The first physician in a certain case was discharged by his patient because he was honest enough to tell him he had only a sore throat; and the second doctor having had some hint of the fact, answered the sick man, when questioned, that his case was highly abnormal, and had degenerated into synanche tonsilaris. “Why, only think, doctor,” said the patient; “that fool told me I had nothing but a sore throat, and I told him I had no use for such a dunce.”

“I Say.”

Mrs. Jenkins was in the habit of saying “I say” to almost every sentence to which she gave utterance. On one occasion she rang the bell for her footman, and on his entering she said – “I say, James, I’ve been to Mrs. Thompson’s, and heard say that you said that I am in the habit of saying ‘I say’ to every word I say. Now, if I do say ‘I say’ to every word I say, it does not become you to say that I say ‘I say’ to every word I say, James.”

Not Caught There

“Jacob,” said a father, “yesterday I forbade you associating with the neighbouring children any more, and to-day you have disobeyed me. the next time I catch you there I shall be obliged to punish you.”
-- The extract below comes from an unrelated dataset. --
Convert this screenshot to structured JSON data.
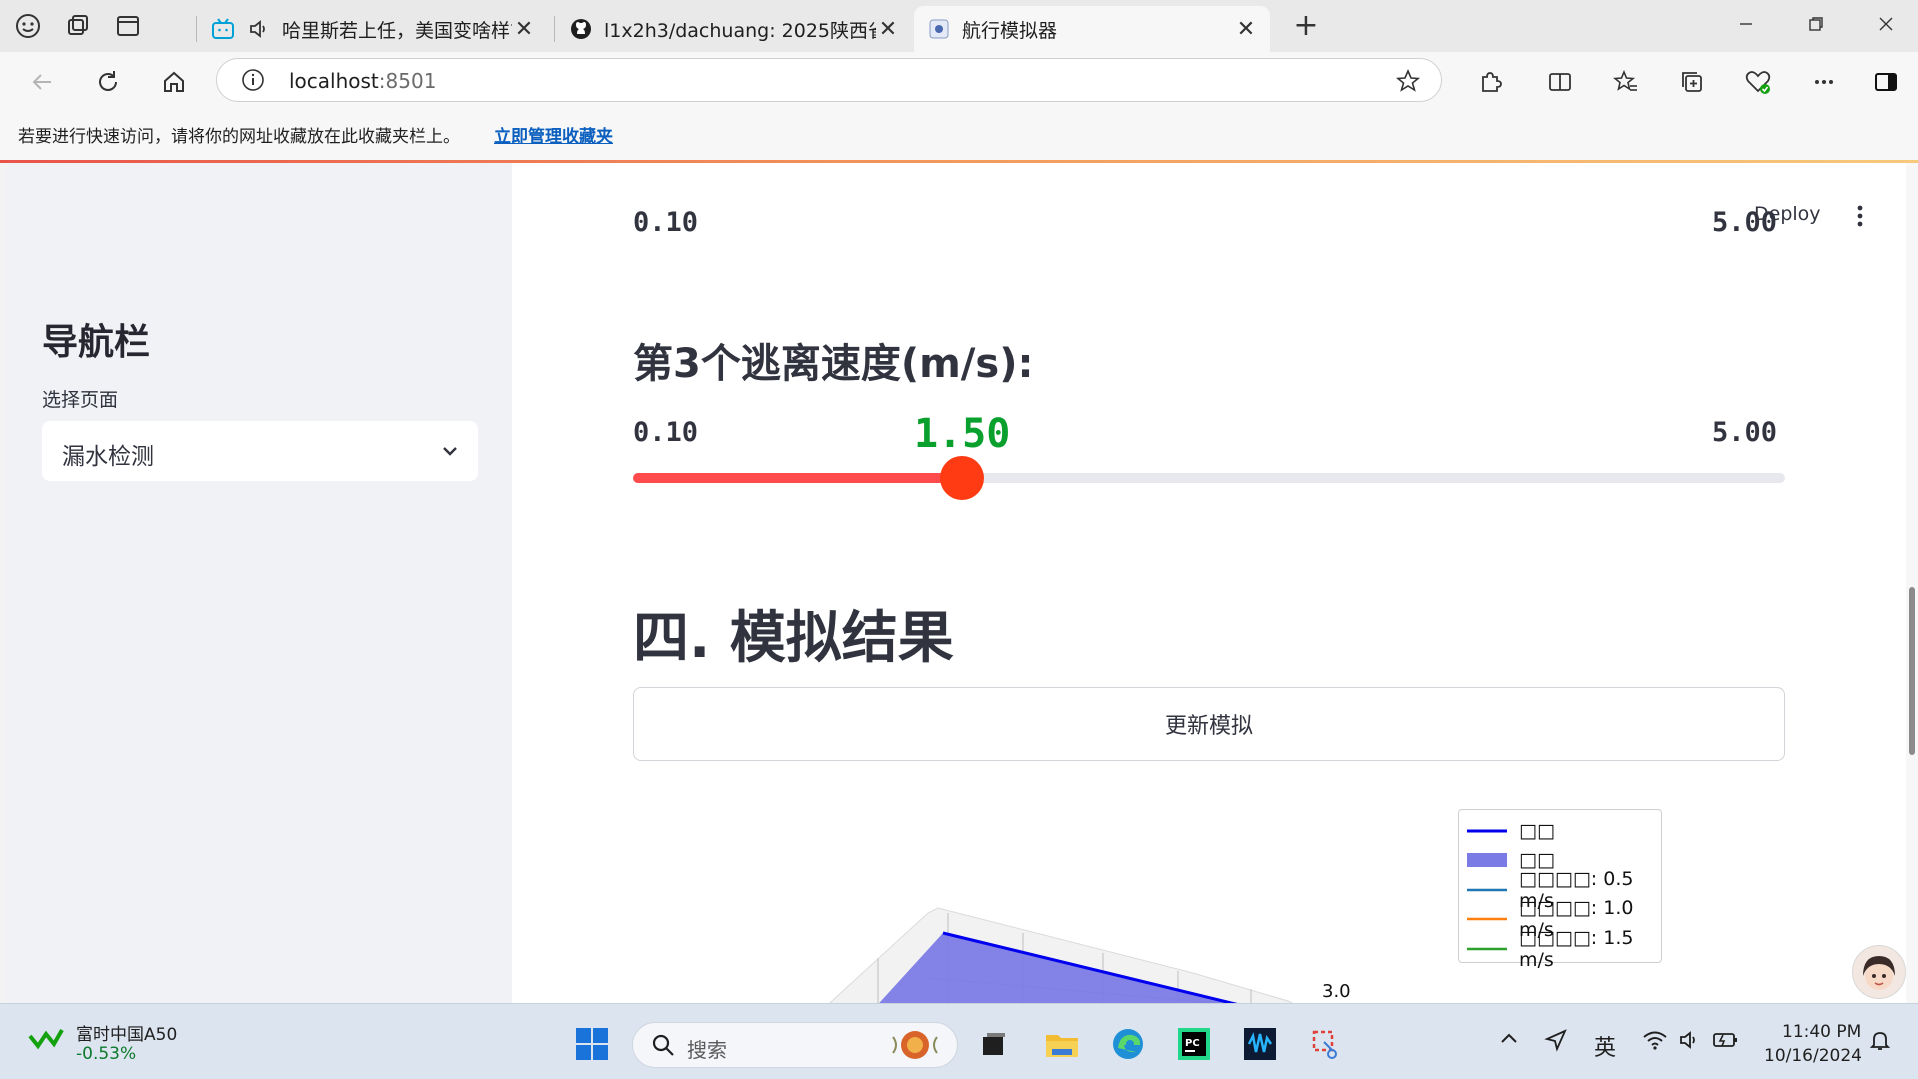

The next day Jake was there again, totally oblivious of the interdiction until he saw his father entering the neighbour’s yard, with a rod in his hand. Jake made for the fence, over which he leaped, pursued by his father, and ran home: there he was caught.

“Now, my son,” said the irritated father, “what did I tell you I would do yesterday?”

‘You told me, father, that if you caught me there again, you would punish me.”

“Well,” said the father –

“Hold on, father!” said the little reprobate, who knew that if he made his sire laugh, the matter would be right; “you didn’t catch me there – you catched me here!

The desired effect was produced, and the rod was dropped; but the interdiction was renewed – “If I ever see you there, or hear of your being there, no matter where I catch you, you will catch a flogging.” Jake deemed it prudent not to transgress again.


Why is “B” like a hot fire?

Because it makes oil boil.


The following is an Irishman’s description of making a cannon: “Take a long hole, and pour brass or iron round it!”


On what meat did Dido feed? Dido et dux, according to Virgil.


In giving geographical lessons, a teacher asked a boy – “What state do you live in?” In answer to which he drawled out – “In a state of sin and misery, sir.”